Bir "Auschwitz" diyeti sırasında, keton vücutlarının açlık ataklarından kaçınmak için gereken anoreksiyi tetiklemek için yeterli olduğuna inanmak zor. Sadece sebzelerin karbonhidratları, günde bir çorba kaşığı yağ kullanılması ve fizyolojik vücut ağırlığının kg'ı başına 1, 5 g protein sağlanması (takviyelerden ve gıdadan), istenen ağırlığı 65 kg olan yetişkin bir erkeğin günde 600 kcal'den daha az olması gerekir. gün (ne kadar sebze tükettiğinize bağlı olarak). Kesinlikle mümkün DEĞİLDİR. Diğer şeylerin yanı sıra, azoteminin nasıl dengede olabileceğini anlamak da çok ilginç olurdu, çünkü kilo başına 0.75 ila 1.5 g protidi doğruysa, herhangi birinin plastik ihtiyacını karşılamak mümkündür, Bunun, eunutrition koşullarında geçerli olduğunu. Karbonhidratları ve lipitleri azaltarak, kanda dolaşan amino asitlerin bir kısmının hepatik glukoz üretimine (neoglukojenez) neden olması kaçınılmazdır; Peki, bu süreç bir çok atığın gerisinde kalıyor, yani kaçınılmaz olarak dengeli bir diyette olandan daha yüksek hale gelen azotlu gruplar.

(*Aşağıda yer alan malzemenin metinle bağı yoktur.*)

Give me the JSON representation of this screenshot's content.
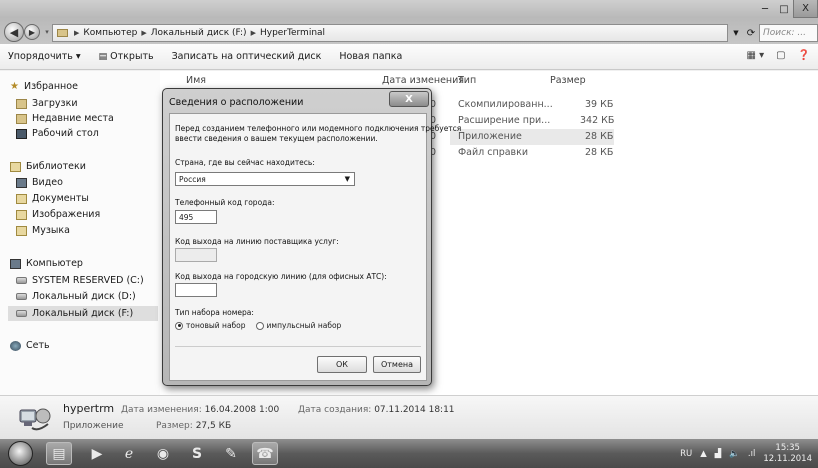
{
  "window": {
    "breadcrumb": [
      "Компьютер",
      "Локальный диск (F:)",
      "HyperTerminal"
    ],
    "search_placeholder": "Поиск: ...",
    "minimize": "─",
    "maximize": "□",
    "close": "X"
  },
  "toolbar": {
    "organize": "Упорядочить ▾",
    "open": "Открыть",
    "burn": "Записать на оптический диск",
    "new_folder": "Новая папка"
  },
  "sidebar": {
    "favorites": "Избранное",
    "downloads": "Загрузки",
    "recent": "Недавние места",
    "desktop": "Рабочий стол",
    "libraries": "Библиотеки",
    "video": "Видео",
    "documents": "Документы",
    "images": "Изображения",
    "music": "Музыка",
    "computer": "Компьютер",
    "drive_c": "SYSTEM RESERVED (C:)",
    "drive_d": "Локальный диск (D:)",
    "drive_f": "Локальный диск (F:)",
    "network": "Сеть"
  },
  "filelist": {
    "columns": [
      "Имя",
      "Дата изменения",
      "Тип",
      "Размер"
    ],
    "rows": [
      {
        "date_fragment": "0",
        "type": "Скомпилированн...",
        "size": "39 КБ"
      },
      {
        "date_fragment": "0",
        "type": "Расширение при...",
        "size": "342 КБ"
      },
      {
        "date_fragment": "0",
        "type": "Приложение",
        "size": "28 КБ"
      },
      {
        "date_fragment": "0",
        "type": "Файл справки",
        "size": "28 КБ"
      }
    ]
  },
  "dialog": {
    "title": "Сведения о расположении",
    "close": "X",
    "intro_line1": "Перед созданием телефонного или модемного подключения требуется",
    "intro_line2": "ввести сведения о вашем текущем расположении.",
    "country_label": "Страна, где вы сейчас находитесь:",
    "country_value": "Россия",
    "area_code_label": "Телефонный код города:",
    "area_code_value": "495",
    "carrier_label": "Код выхода на линию поставщика услуг:",
    "carrier_value": "",
    "outside_label": "Код выхода на городскую линию (для офисных АТС):",
    "outside_value": "",
    "dial_type_label": "Тип набора номера:",
    "tone": "тоновый набор",
    "pulse": "импульсный набор",
    "ok": "ОК",
    "cancel": "Отмена"
  },
  "details": {
    "name": "hypertrm",
    "type": "Приложение",
    "modified_label": "Дата изменения:",
    "modified_value": "16.04.2008 1:00",
    "created_label": "Дата создания:",
    "created_value": "07.11.2014 18:11",
    "size_label": "Размер:",
    "size_value": "27,5 КБ"
  },
  "taskbar": {
    "lang": "RU",
    "time": "15:35",
    "date": "12.11.2014"
  }
}
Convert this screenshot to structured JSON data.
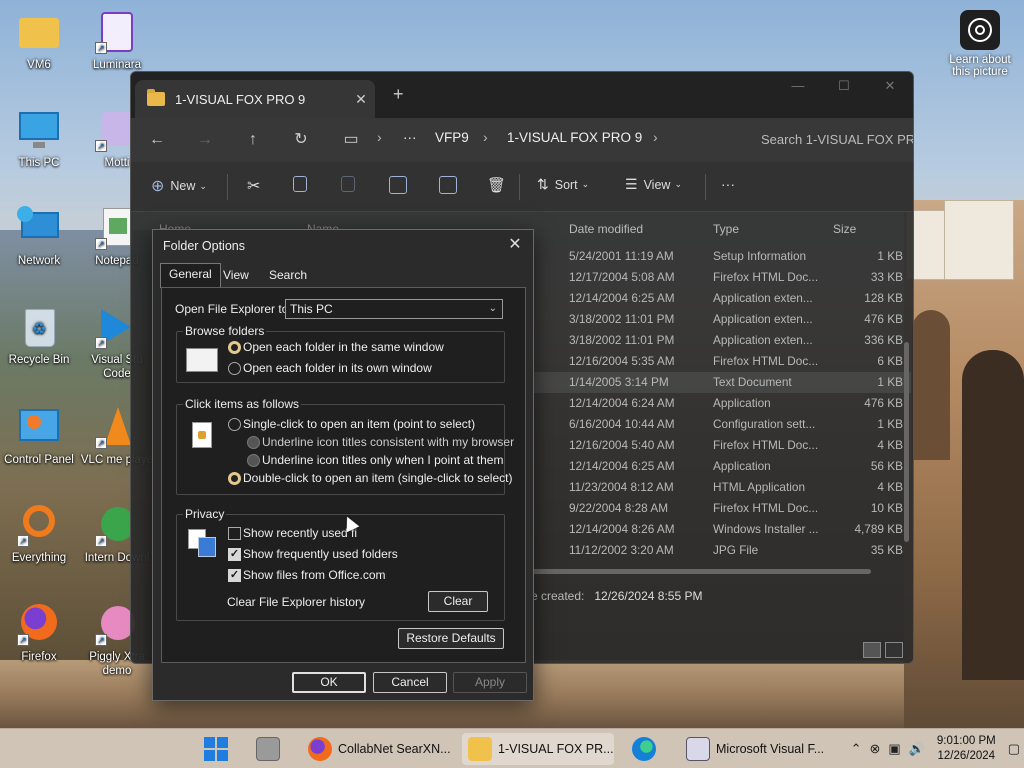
{
  "desktop": {
    "icons": [
      {
        "label": "VM6",
        "icon": "folder-icon"
      },
      {
        "label": "Luminara",
        "icon": "app-icon"
      },
      {
        "label": "This PC",
        "icon": "monitor-icon"
      },
      {
        "label": "Motti",
        "icon": "app-icon"
      },
      {
        "label": "Network",
        "icon": "network-icon"
      },
      {
        "label": "Notepad",
        "icon": "notepad-icon"
      },
      {
        "label": "Recycle Bin",
        "icon": "recycle-bin-icon"
      },
      {
        "label": "Visual Stu Code",
        "icon": "vscode-icon"
      },
      {
        "label": "Control Panel",
        "icon": "control-panel-icon"
      },
      {
        "label": "VLC me playe",
        "icon": "vlc-icon"
      },
      {
        "label": "Everything",
        "icon": "search-app-icon"
      },
      {
        "label": "Intern Downl",
        "icon": "download-manager-icon"
      },
      {
        "label": "Firefox",
        "icon": "firefox-icon"
      },
      {
        "label": "Piggly Xtra demo",
        "icon": "app-icon"
      }
    ],
    "learn": "Learn about this picture"
  },
  "explorer": {
    "tab_title": "1-VISUAL FOX PRO 9",
    "tab_close": "✕",
    "new_tab": "+",
    "breadcrumbs": [
      "VFP9",
      "1-VISUAL FOX PRO 9"
    ],
    "ellipsis": "···",
    "search_placeholder": "Search 1-VISUAL FOX PRO 9",
    "toolbar": {
      "new": "New",
      "sort": "Sort",
      "view": "View",
      "more": "···"
    },
    "columns": {
      "name": "Name",
      "date": "Date modified",
      "type": "Type",
      "size": "Size"
    },
    "nav_home": "Home",
    "files": [
      {
        "date": "5/24/2001 11:19 AM",
        "type": "Setup Information",
        "size": "1 KB"
      },
      {
        "date": "12/17/2004 5:08 AM",
        "type": "Firefox HTML Doc...",
        "size": "33 KB"
      },
      {
        "date": "12/14/2004 6:25 AM",
        "type": "Application exten...",
        "size": "128 KB"
      },
      {
        "date": "3/18/2002 11:01 PM",
        "type": "Application exten...",
        "size": "476 KB"
      },
      {
        "date": "3/18/2002 11:01 PM",
        "type": "Application exten...",
        "size": "336 KB"
      },
      {
        "date": "12/16/2004 5:35 AM",
        "type": "Firefox HTML Doc...",
        "size": "6 KB"
      },
      {
        "date": "1/14/2005 3:14 PM",
        "type": "Text Document",
        "size": "1 KB"
      },
      {
        "date": "12/14/2004 6:24 AM",
        "type": "Application",
        "size": "476 KB"
      },
      {
        "date": "6/16/2004 10:44 AM",
        "type": "Configuration sett...",
        "size": "1 KB"
      },
      {
        "date": "12/16/2004 5:40 AM",
        "type": "Firefox HTML Doc...",
        "size": "4 KB"
      },
      {
        "date": "12/14/2004 6:25 AM",
        "type": "Application",
        "size": "56 KB"
      },
      {
        "date": "11/23/2004 8:12 AM",
        "type": "HTML Application",
        "size": "4 KB"
      },
      {
        "date": "9/22/2004 8:28 AM",
        "type": "Firefox HTML Doc...",
        "size": "10 KB"
      },
      {
        "date": "12/14/2004 8:26 AM",
        "type": "Windows Installer ...",
        "size": "4,789 KB"
      },
      {
        "date": "11/12/2002 3:20 AM",
        "type": "JPG File",
        "size": "35 KB"
      }
    ],
    "status_label": "e created:",
    "status_value": "12/26/2024 8:55 PM",
    "selected_row_index": 6
  },
  "dialog": {
    "title": "Folder Options",
    "close": "✕",
    "tabs": [
      "General",
      "View",
      "Search"
    ],
    "active_tab": "General",
    "open_to_label": "Open File Explorer to:",
    "open_to_value": "This PC",
    "browse": {
      "legend": "Browse folders",
      "opt_same": "Open each folder in the same window",
      "opt_own": "Open each folder in its own window",
      "selected": "same"
    },
    "click": {
      "legend": "Click items as follows",
      "opt_single": "Single-click to open an item (point to select)",
      "sub_browser": "Underline icon titles consistent with my browser",
      "sub_point": "Underline icon titles only when I point at them",
      "opt_double": "Double-click to open an item (single-click to select)",
      "selected": "double"
    },
    "privacy": {
      "legend": "Privacy",
      "recent": "Show recently used fi",
      "recent_checked": false,
      "frequent": "Show frequently used folders",
      "frequent_checked": true,
      "office": "Show files from Office.com",
      "office_checked": true,
      "clear_label": "Clear File Explorer history",
      "clear_button": "Clear"
    },
    "restore_button": "Restore Defaults",
    "ok_button": "OK",
    "cancel_button": "Cancel",
    "apply_button": "Apply"
  },
  "taskbar": {
    "items": [
      {
        "label": "CollabNet SearXN...",
        "icon": "firefox-icon"
      },
      {
        "label": "1-VISUAL FOX PR...",
        "icon": "folder-icon",
        "active": true
      },
      {
        "label": "Microsoft Visual F...",
        "icon": "vfp-icon"
      }
    ],
    "time": "9:01:00 PM",
    "date": "12/26/2024"
  }
}
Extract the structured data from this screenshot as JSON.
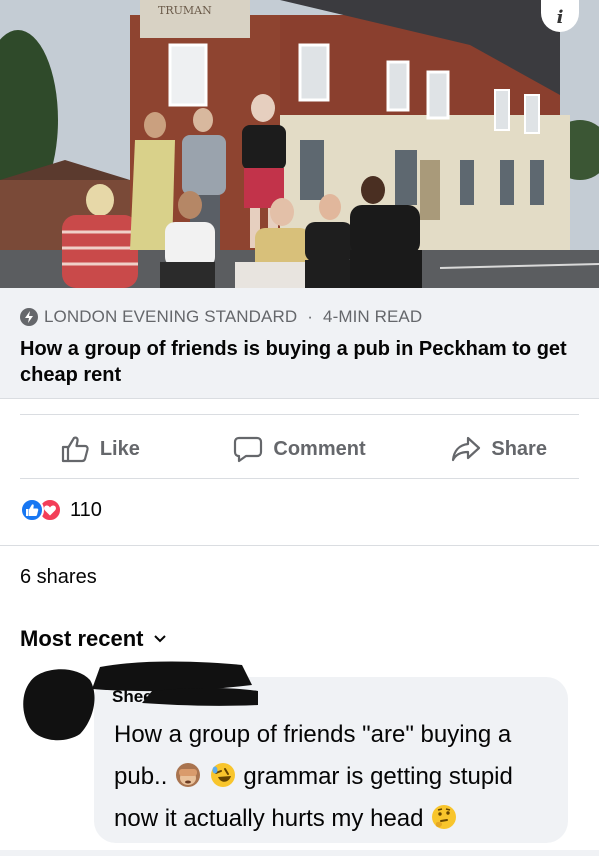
{
  "photo": {
    "sign_text": "TRUMAN",
    "info_label": "i"
  },
  "link_preview": {
    "source": "LONDON EVENING STANDARD",
    "dot": "·",
    "read_time": "4-MIN READ",
    "headline": "How a group of friends is buying a pub in Peckham to get cheap rent"
  },
  "actions": {
    "like": "Like",
    "comment": "Comment",
    "share": "Share"
  },
  "reactions": {
    "count": "110",
    "like_color": "#1877f2",
    "love_color": "#f33e58"
  },
  "shares": "6 shares",
  "sort_label": "Most recent",
  "comment": {
    "author": "Sheena Clark",
    "line1": "How a group of friends \"are\" buying a",
    "line2_a": "pub..",
    "line2_b": "grammar is getting stupid",
    "line3": "now it actually hurts my head",
    "emoji_1": "see-no-evil-monkey",
    "emoji_2": "rolling-on-floor-laughing",
    "emoji_3": "thinking-face"
  }
}
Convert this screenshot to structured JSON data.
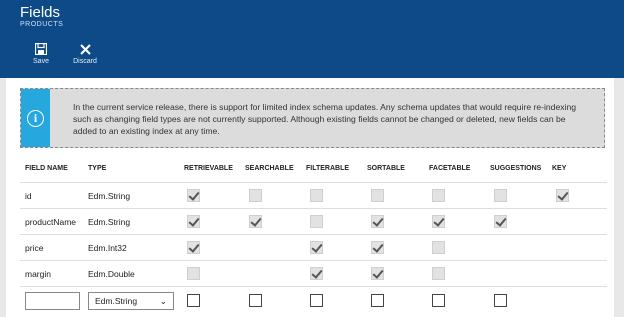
{
  "header": {
    "title": "Fields",
    "subtitle": "PRODUCTS",
    "save_label": "Save",
    "discard_label": "Discard",
    "bg_color": "#0e4a87"
  },
  "info": {
    "text": "In the current service release, there is support for limited index schema updates. Any schema updates that would require re-indexing such as changing field types are not currently supported. Although existing fields cannot be changed or deleted, new fields can be added to an existing index at any time.",
    "accent_color": "#26a8de"
  },
  "columns": [
    "FIELD NAME",
    "TYPE",
    "RETRIEVABLE",
    "SEARCHABLE",
    "FILTERABLE",
    "SORTABLE",
    "FACETABLE",
    "SUGGESTIONS",
    "KEY"
  ],
  "rows": [
    {
      "name": "id",
      "type": "Edm.String",
      "flags": [
        "on",
        "off",
        "off",
        "off",
        "off",
        "off",
        "on"
      ]
    },
    {
      "name": "productName",
      "type": "Edm.String",
      "flags": [
        "on",
        "on",
        "off",
        "on",
        "on",
        "on",
        "none"
      ]
    },
    {
      "name": "price",
      "type": "Edm.Int32",
      "flags": [
        "on",
        "none",
        "on",
        "on",
        "off",
        "none",
        "none"
      ]
    },
    {
      "name": "margin",
      "type": "Edm.Double",
      "flags": [
        "off",
        "none",
        "on",
        "on",
        "off",
        "none",
        "none"
      ]
    }
  ],
  "new_row": {
    "name_value": "",
    "type_value": "Edm.String",
    "flags": [
      "empty",
      "empty",
      "empty",
      "empty",
      "empty",
      "empty",
      "none"
    ]
  }
}
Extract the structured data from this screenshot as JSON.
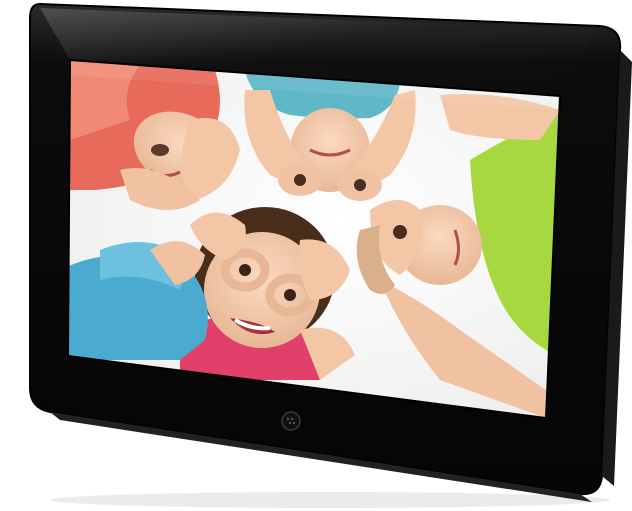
{
  "product": {
    "name": "digital-photo-frame",
    "frame_color": "#0b0b0b",
    "bezel_highlight": "#3a3a3a",
    "button_icon": "speaker-grille-icon"
  },
  "screen": {
    "content": "photo",
    "subjects": [
      {
        "id": "child-top-left",
        "shirt_color": "#e86a5a"
      },
      {
        "id": "child-top",
        "shirt_color": "#5fb8c8"
      },
      {
        "id": "child-right",
        "shirt_color": "#a8d840"
      },
      {
        "id": "child-bottom",
        "shirt_color": "#e0406a"
      },
      {
        "id": "child-left",
        "shirt_color": "#4aaad0"
      }
    ],
    "sky_color": "#f7f7f5"
  }
}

Ayrıca vücut yağının dağılımını önemli ölçüde değiştirmek olası değildir; Dengeli bir diyetten sonra birçok kadının kendilerini "geniş ve yukarıda dar" olarak gördükleri gerçeği, (belirtilen hormonal sorun için) bu kiloların son kalanların olmasından kaynaklanmaktadır. Östrojenlerin hormonal eksenini değiştirmek (neyse ki) insülin kadar basit değildir (beslenme akışlarına tabi) ve aynısı GH için de geçerlidir (aksi takdirde, "doğal" vücut geliştiricilerin ortalama kas yapısı kesinlikle çok daha yüksek olur) . Diğer şeylerin yanı sıra, hormonların "anahtarlar" olarak işlev gördüğünü ve kumaşlara özel "kilitler" verildiğini unutmayın; saçma olarak, "dolaşımdaki tuşların" miktarını değiştirerek bile, kişi "vücutta mevcut kilitler" ile anlaşmalıdır; güzel bir baş ağrısı. Polikistik overin tipik etiyolojisi analizinde geniş çapta belgelenen adipoz doku, insülin ve östrojen bileşenleri arasında kesinlikle güçlü bir korelasyon vardır, ancak vücudu takviyeler ve yiyeceklerle liposuction olarak modelleyebildiğini teyit eder, gerçekten çok riskli.

Oloproteica® diyeti ve adet öncesi sendromun semptomları arasındaki korelasyon ilginçtir, özellikle meşhurca geçici bir durum olduğu ve bu pasajın sonunda spontan bir yağ dağılımının meydana geldiği düşünülür ). Hastaların çoğu bu aşamada ise, burada peritrokanterik yağ azalması nasıl meydana gelir. Bununla birlikte, venöz ve lenfatik dönüşe gelince, bu aşırı kiloların azalmasıyla ayırt edici olmayan bir şekilde iyileşir ve oloproteica® diyetinin yardımı ile zorunlu değildir.

Sonuçta, özellikle aktif bir yaşam tarzı olan kişiler için, eğitim dışı ve sürdürülemez bir sistemdir. Bir yandan gerekirse bir yandan karaciğerin ve özellikle de böbreklerin iş yükünü zorlaştırabilen büyük miktarda besin takviyesi alımı gerektirir. İlginç bir araştırmaya dayanıyor ve muhtemelen somut bir geçmişe sahip, ancak yazarlar tarafından sağlanan veriler tarafsız değil, bu yüzden kesinlikle gösterge niteliğinde değiller.